Travel expenses are the costs you incur when you travel away from your regular place of work for business purposes. They include airfare, hotels, meals, rental cars, taxis, tips, and similar costs tied to a work trip. For tax purposes, these expenses can be deductible if you’re self-employed or if you’re a business owner, and they’re a major category of business write-offs that the IRS watches closely.
What Counts as a Travel Expense
The IRS draws a clear line: a travel expense must be “ordinary and necessary” for your business, and you must be traveling away from your “tax home,” which is generally the city or area where your main place of business is located. If you’re just commuting to your regular office, that’s not a travel expense. But if you fly to another city for a client meeting and stay overnight, the costs associated with that trip qualify.
The main categories of deductible travel expenses include:
- Transportation: Flights, trains, buses, and the cost of driving your own car to and from a business destination.
- Lodging: Hotel or other accommodation costs for nights you need to stay away from home.
- Meals: Food costs while traveling, though the deductible percentage has varied over the years and currently sits at 50% for most business meals.
- Local transportation: Taxis, rideshares, rental cars, and public transit at your destination.
- Incidentals: Tips for service staff, dry cleaning, laundry, and similar small costs that come with being on the road.
- Business communication: Phone calls, internet access, and fax charges needed for work while traveling.
If you rent a car, you can only deduct the business-use portion. And the IRS specifically prohibits deducting expenses that are “lavish or extravagant,” even if they’re technically business-related. A reasonable hotel is fine. A penthouse suite for a one-day meeting is not.
Who Can Deduct Travel Expenses
Self-employed individuals and business owners can deduct travel expenses directly on their tax returns. If you’re a freelancer, independent contractor, or sole proprietor, you report these costs on Schedule C. Partnerships and corporations deduct them as business expenses on their respective returns.
W-2 employees are in a different position. Since the 2017 tax law changes, most employees cannot deduct unreimbursed business travel on their federal tax return. If your employer reimburses you through what’s called an “accountable plan” (where you submit receipts and return any excess reimbursement), that money isn’t taxable income to you, and the employer takes the deduction. If your employer doesn’t reimburse you, those costs generally come out of your own pocket with no federal tax benefit.
How Per Diem Rates Work
Instead of tracking every meal receipt and hotel bill, some businesses use per diem rates, which are flat daily allowances for lodging, meals, and incidentals. The General Services Administration sets these rates for locations within the continental United States. A standard rate applies to most areas, while roughly 300 higher-cost locations get their own rates.

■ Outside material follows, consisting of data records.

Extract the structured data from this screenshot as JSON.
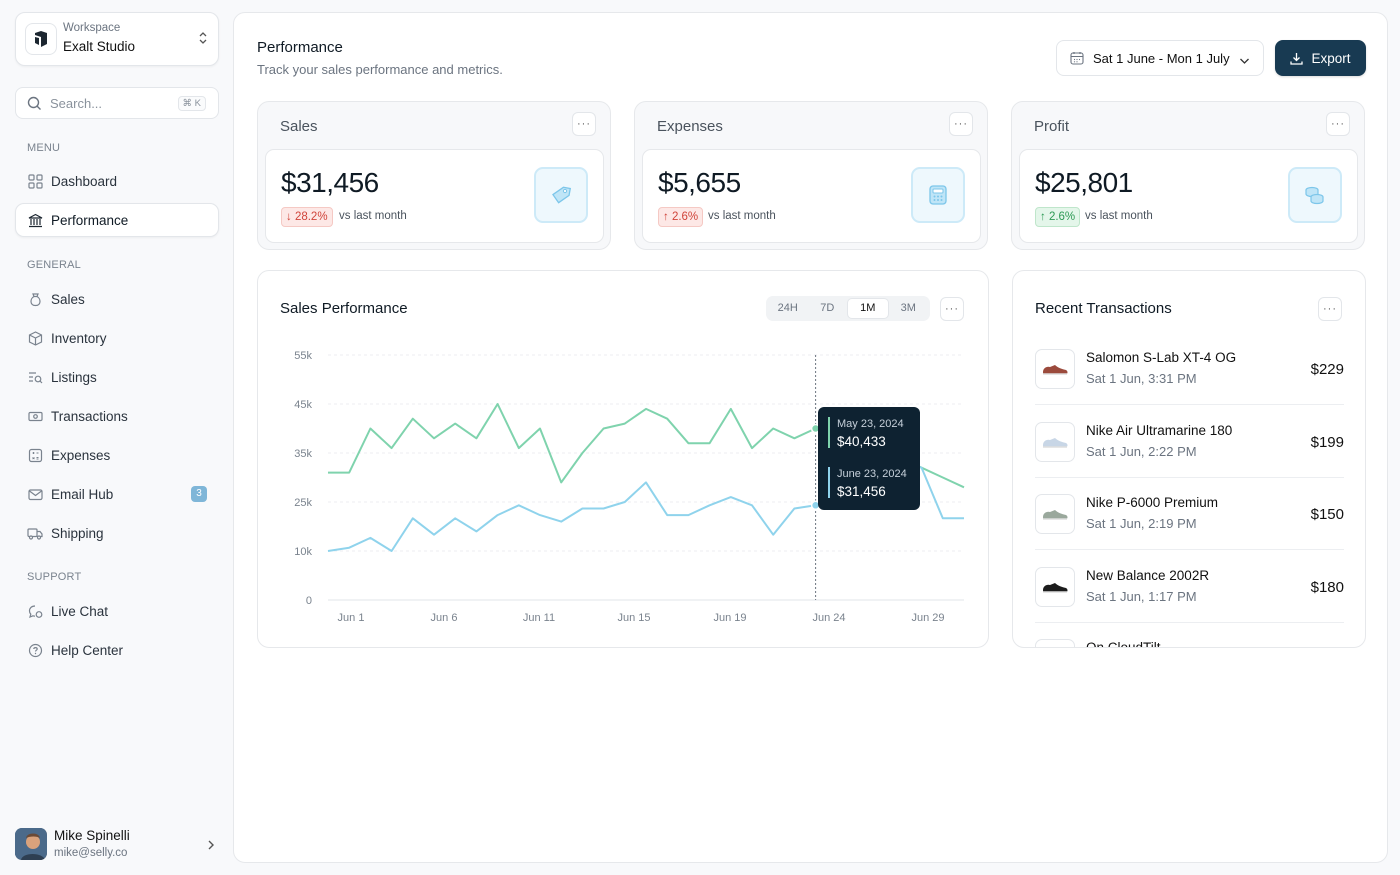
{
  "workspace": {
    "label": "Workspace",
    "name": "Exalt Studio"
  },
  "search": {
    "placeholder": "Search...",
    "shortcut": "⌘ K"
  },
  "sidebar": {
    "menu_label": "MENU",
    "menu_items": [
      {
        "label": "Dashboard",
        "icon": "grid-icon"
      },
      {
        "label": "Performance",
        "icon": "bank-icon",
        "active": true
      }
    ],
    "general_label": "GENERAL",
    "general_items": [
      {
        "label": "Sales",
        "icon": "money-bag-icon"
      },
      {
        "label": "Inventory",
        "icon": "box-icon"
      },
      {
        "label": "Listings",
        "icon": "list-search-icon"
      },
      {
        "label": "Transactions",
        "icon": "cash-icon"
      },
      {
        "label": "Expenses",
        "icon": "calculator-icon"
      },
      {
        "label": "Email Hub",
        "icon": "mail-icon",
        "badge": "3"
      },
      {
        "label": "Shipping",
        "icon": "truck-icon"
      }
    ],
    "support_label": "SUPPORT",
    "support_items": [
      {
        "label": "Live Chat",
        "icon": "chat-icon"
      },
      {
        "label": "Help Center",
        "icon": "help-icon"
      }
    ]
  },
  "user": {
    "name": "Mike Spinelli",
    "email": "mike@selly.co"
  },
  "header": {
    "title": "Performance",
    "subtitle": "Track your sales performance and metrics.",
    "date_range": "Sat 1 June - Mon 1 July",
    "export_label": "Export"
  },
  "stats": [
    {
      "title": "Sales",
      "value": "$31,456",
      "change": "↓ 28.2%",
      "trend": "down",
      "vs": "vs last month",
      "icon": "tag-icon"
    },
    {
      "title": "Expenses",
      "value": "$5,655",
      "change": "↑ 2.6%",
      "trend": "up-bad",
      "vs": "vs last month",
      "icon": "calculator-icon"
    },
    {
      "title": "Profit",
      "value": "$25,801",
      "change": "↑ 2.6%",
      "trend": "up",
      "vs": "vs last month",
      "icon": "coins-icon"
    }
  ],
  "chart_card": {
    "title": "Sales Performance",
    "ranges": [
      "24H",
      "7D",
      "1M",
      "3M"
    ],
    "active_range": "1M"
  },
  "chart_data": {
    "type": "line",
    "y_ticks": [
      "0",
      "10k",
      "25k",
      "35k",
      "45k",
      "55k"
    ],
    "x_ticks": [
      "Jun 1",
      "Jun 6",
      "Jun 11",
      "Jun 15",
      "Jun 19",
      "Jun 24",
      "Jun 29"
    ],
    "grid": true,
    "series": [
      {
        "color": "#7fd3ad",
        "values": [
          31,
          31,
          40,
          36,
          42,
          38,
          41,
          38,
          45,
          36,
          40,
          29,
          35,
          40,
          41,
          44,
          42,
          37,
          37,
          44,
          36,
          40,
          38,
          40,
          37,
          40,
          35,
          34,
          32,
          30,
          28
        ]
      },
      {
        "color": "#8fd3ec",
        "values": [
          10,
          11,
          14,
          10,
          20,
          15,
          20,
          16,
          21,
          24,
          21,
          19,
          23,
          23,
          25,
          29,
          21,
          21,
          24,
          26,
          24,
          15,
          23,
          24,
          29,
          30,
          28,
          33,
          32,
          20,
          20
        ]
      }
    ],
    "tooltip": {
      "line1_date": "May 23, 2024",
      "line1_value": "$40,433",
      "line2_date": "June 23, 2024",
      "line2_value": "$31,456"
    }
  },
  "transactions": {
    "title": "Recent Transactions",
    "items": [
      {
        "name": "Salomon S-Lab XT-4 OG",
        "date": "Sat 1 Jun, 3:31 PM",
        "price": "$229",
        "shoe": "#9b4a3c"
      },
      {
        "name": "Nike Air Ultramarine 180",
        "date": "Sat 1 Jun, 2:22 PM",
        "price": "$199",
        "shoe": "#c8d6e6"
      },
      {
        "name": "Nike P-6000 Premium",
        "date": "Sat 1 Jun, 2:19 PM",
        "price": "$150",
        "shoe": "#9aa89c"
      },
      {
        "name": "New Balance 2002R",
        "date": "Sat 1 Jun, 1:17 PM",
        "price": "$180",
        "shoe": "#1c1c1c"
      },
      {
        "name": "On CloudTilt",
        "date": "",
        "price": "",
        "shoe": "#d0d4d8"
      }
    ]
  }
}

Per diem was originally designed for federal employees on official travel, but private employers and self-employed individuals can also use these rates. The reimbursement is based on where the work happens, not necessarily where you stay. For self-employed people, per diem simplifies record-keeping: instead of saving every lunch receipt, you use the published daily meal and incidental rate for the city you visited. You still need to document the business purpose, dates, and location of the trip.
Mixing Business and Personal Travel
Many trips involve both work and leisure, and the IRS has specific rules for how to handle the split. The rules differ depending on whether you’re traveling within the United States or internationally.
Domestic Trips
If the primary purpose of a U.S. trip is business and you tack on a few personal days, you can still deduct the full cost of getting to and from the destination (your flight or train ticket, for instance). However, you can only deduct expenses for the business days themselves. Hotel nights, meals, and other costs during the personal portion are not deductible. If the trip is primarily personal, like a vacation where you happen to take one meeting, the transportation costs are entirely nondeductible. You could still write off the direct costs of that one business meeting, but nothing else.
International Trips
International travel gets a stricter treatment. If your trip abroad was primarily for business, you must allocate your round-trip transportation costs between business and nonbusiness days. The deductible portion equals your business days divided by total days of travel. So if you spend 7 days on business and 3 on sightseeing during a 10-day international trip, you can deduct 70% of your airfare.
There are four exceptions where you can deduct the full transportation cost of an international trip without allocating:
- No substantial control over the trip: This applies if you’re an employee who was reimbursed, you’re not related to the employer, and you’re not a managing executive.
- Gone a week or less: If you were outside the U.S. for seven consecutive days or fewer (not counting the departure day, but counting the return day), no allocation is needed.
- Less than 25% personal time: If you spent less than 25% of your total time abroad on nonbusiness activities, the full trip qualifies as business travel.
- Vacation wasn’t a major consideration: If you can demonstrate the personal element wasn’t a significant factor in planning the trip.
When counting business days for international trips, travel days to and from your destination count as business days. So do weekends and holidays that fall between business days, as long as it would have been impractical to return home.
Record-Keeping Requirements
The IRS expects you to document four things for every travel expense: the amount, the date, the place, and the business purpose. A credit card statement alone isn’t enough. You need receipts that show what you paid and what you paid for, along with a record of why the trip was business-related.
Keep receipts for lodging regardless of amount. For other expenses, the IRS generally requires a receipt for anything $75 or more, though maintaining receipts for smaller amounts is still smart practice. A simple travel log or spreadsheet that records each day’s expenses, the business activity, and who you met with will go a long way if you’re ever audited. Many people use expense-tracking apps that let you photograph receipts on the spot, which solves the crumpled-receipt-in-a-jacket-pocket problem.
If your employer reimburses you, the company’s accountable plan will typically require you to submit an expense report with supporting receipts within a reasonable time frame. Reimbursements under an accountable plan don’t show up as income on your W-2, so keeping clean records protects both you and your employer.
Travel Expenses for Different Work Situations
How travel expenses apply to you depends heavily on your work arrangement. A self-employed consultant who flies to a client site deducts the trip on their own return. A small business owner attending an industry conference does the same. In both cases, the expense directly reduces taxable income.
If you work from home and your home is your principal place of business, trips to meet clients or attend professional events away from your metro area generally qualify. But if you have a regular office and simply choose to work remotely sometimes, the rules around your tax home can get more complicated.
For gig workers and independent contractors, travel to temporary work locations (as opposed to your regular work area) is typically deductible. The key distinction is temporary versus indefinite: if you’re assigned to a location for more than a year, the IRS generally treats it as your new tax home, and travel costs to get there stop being deductible.